La Fondation Bolle a 8 ans. Elle a été fondée par Jean-Jacques Bolle et sa sœur Blanche Bolle-Fiévet. Elle a pour but la conservation de son patrimoine immobilier historique et toutes actions dans les domaines de l’art, du vin, de la chasse et du lac. Elle décerne tous les deux ans le Prix du patrimoine naval sur le Léman. Le dernier a récompensé en 2013 la restauration du voilier Don Ranudo II à Pierre Frey, le précédent en 2011 à Pierre-Yves Diserens pour la restauration de Janoa, un magnifique 15m² SNS. Ces deux distinctions ont été remises lors des régates des Vieux-Bateaux à La Tour-de-Peilz. En 2009, c’est Jean-Philippe Mayerat qui a reçu cette récompense pour la restauration de Calliope, un voilier 2 tonneaux lancé en 1909. Le représentant de la Fondation Bolle, M. Rattaz, relève que la densité de nos chantiers navals est l’une des plus élevées au monde. Soit, mais tous les chantiers n’entretiennent plus forcément une flotte en bois.
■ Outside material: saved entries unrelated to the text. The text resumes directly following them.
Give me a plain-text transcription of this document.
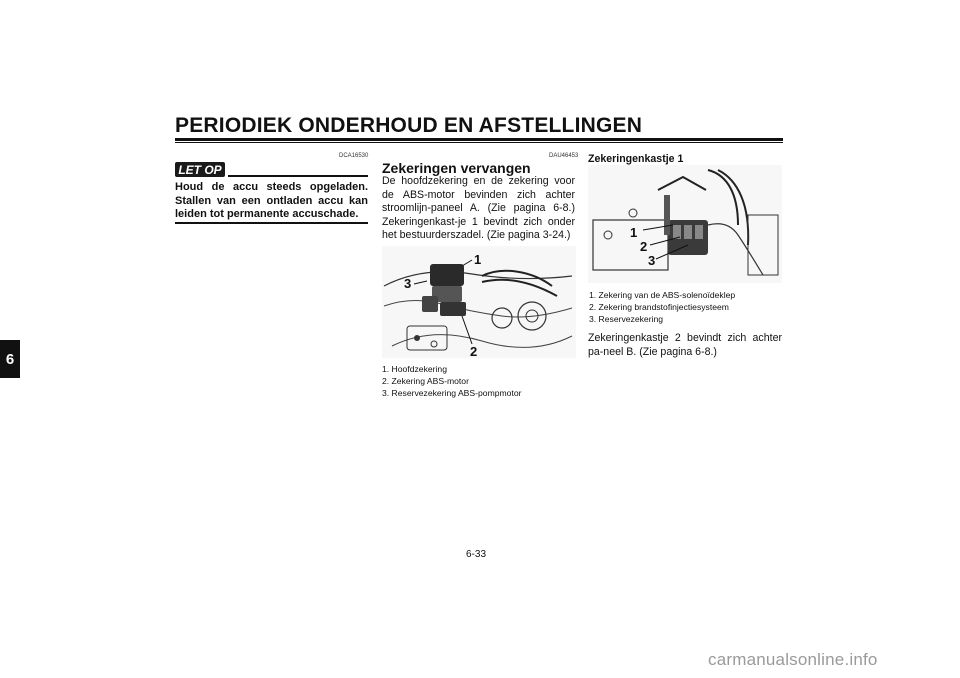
PERIODIEK ONDERHOUD EN AFSTELLINGEN
6
DCA16530
LET OP

Houd de accu steeds opgeladen. Stallen van een ontladen accu kan leiden tot permanente accuschade.

DAU46453
Zekeringen vervangen

De hoofdzekering en de zekering voor de ABS-motor bevinden zich achter stroomlijn-paneel A. (Zie pagina 6-8.) Zekeringenkast-je 1 bevindt zich onder het bestuurderszadel. (Zie pagina 3-24.)

1
3
2
1. Hoofdzekering
2. Zekering ABS-motor
3. Reservezekering ABS-pompmotor
Zekeringenkastje 1
1
2
3
1. Zekering van de ABS-solenoïdeklep
2. Zekering brandstofinjectiesysteem
3. Reservezekering

Zekeringenkastje 2 bevindt zich achter pa-neel B. (Zie pagina 6-8.)

6-33
carmanualsonline.info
La régate des Vieux-Bateaux à La Tour-de-Peilz donne d’ailleurs une définition précise dans son règlement de course. Il suffit que le voilier soit construit avant 1956 ou réponde au critère suivant: « Construction classique en bois, en bordé longitudinal sur membrures. » C’est simple et efficace.
Henri Copponex, illustre architecte naval et fin barreur, est décédé en 1970 à l’âge de 63 ans. Il a représenté à plusieurs reprises notre pays aux Jeux olympiques de 1948 à 1960 et a remporté de nombreux championnats. Sa fille Françoise entretient un devoir de mémoire qu’elle partage avec Noël Charmillot, écrivain et photographe du lac, régatier et jaugeur. Il s’agit de numériser plus de 400 plans qu’il s’agirait de mettre en consultation au centre de documentation du Musée du Léman.
On le voit, la notion de patrimoine se précise
Il s’agit dans ces derniers exemples de voiliers en bois bordés à l’ancienne. En précisant leurs pensées, les invités développent la notion de savoir-faire, de pesées d’intérêts, d’évolution permanente, de critères esthétiques, d’exploits sportifs et de respect des traditions. En bref, on s’accorde à reconnaître cette qualité selon qu’un bateau est exceptionnel de par son histoire et son palmarès et qu’il s’inscrit dans l’histoire de la navigation lémanique. Le Musée du Léman en donne d’ailleurs une bonne définition sur son site: «Un bateau de construction classique en bois ou bois moulé dont l’histoire, la navigation, la construction, les navigateurs sont rattachés au Léman.» Tout le monde s’accorde aussi à reconnaître que le patrimoine est menacé.
On dit d’ailleurs qu’une réelle menace pèse sur les grandes unités. Selon certains intervenants, il semblerait que l’Ordonnance sur la navigation intérieure requiert des fonctionnaires davantage de technocratie que de navigation. Les règlements qui touchent aujourd’hui aux grandes unités s’appliqueront demain aux autres. On le voit aussi, le maintien d’un patrimoine, comme par exemple celui de la CGN avec ses splendides unités Belle Epoque, ne peut se faire sans la mise en place d’un système de subventions, de récompenses et de valorisation du métier. Pour un privé, un bateau en bois coûte cher, le faire naviguer est affaire de goût, de moyens et de passion. C’est une conjonction compliquée. Pour l’heure une maquette de l’extension du musée est présentée. Il s’agit d’un grand local d’environ 600 m² suffisamment haut pour accueillir un 30m² suédois avec son mat et nombre d’autres unités.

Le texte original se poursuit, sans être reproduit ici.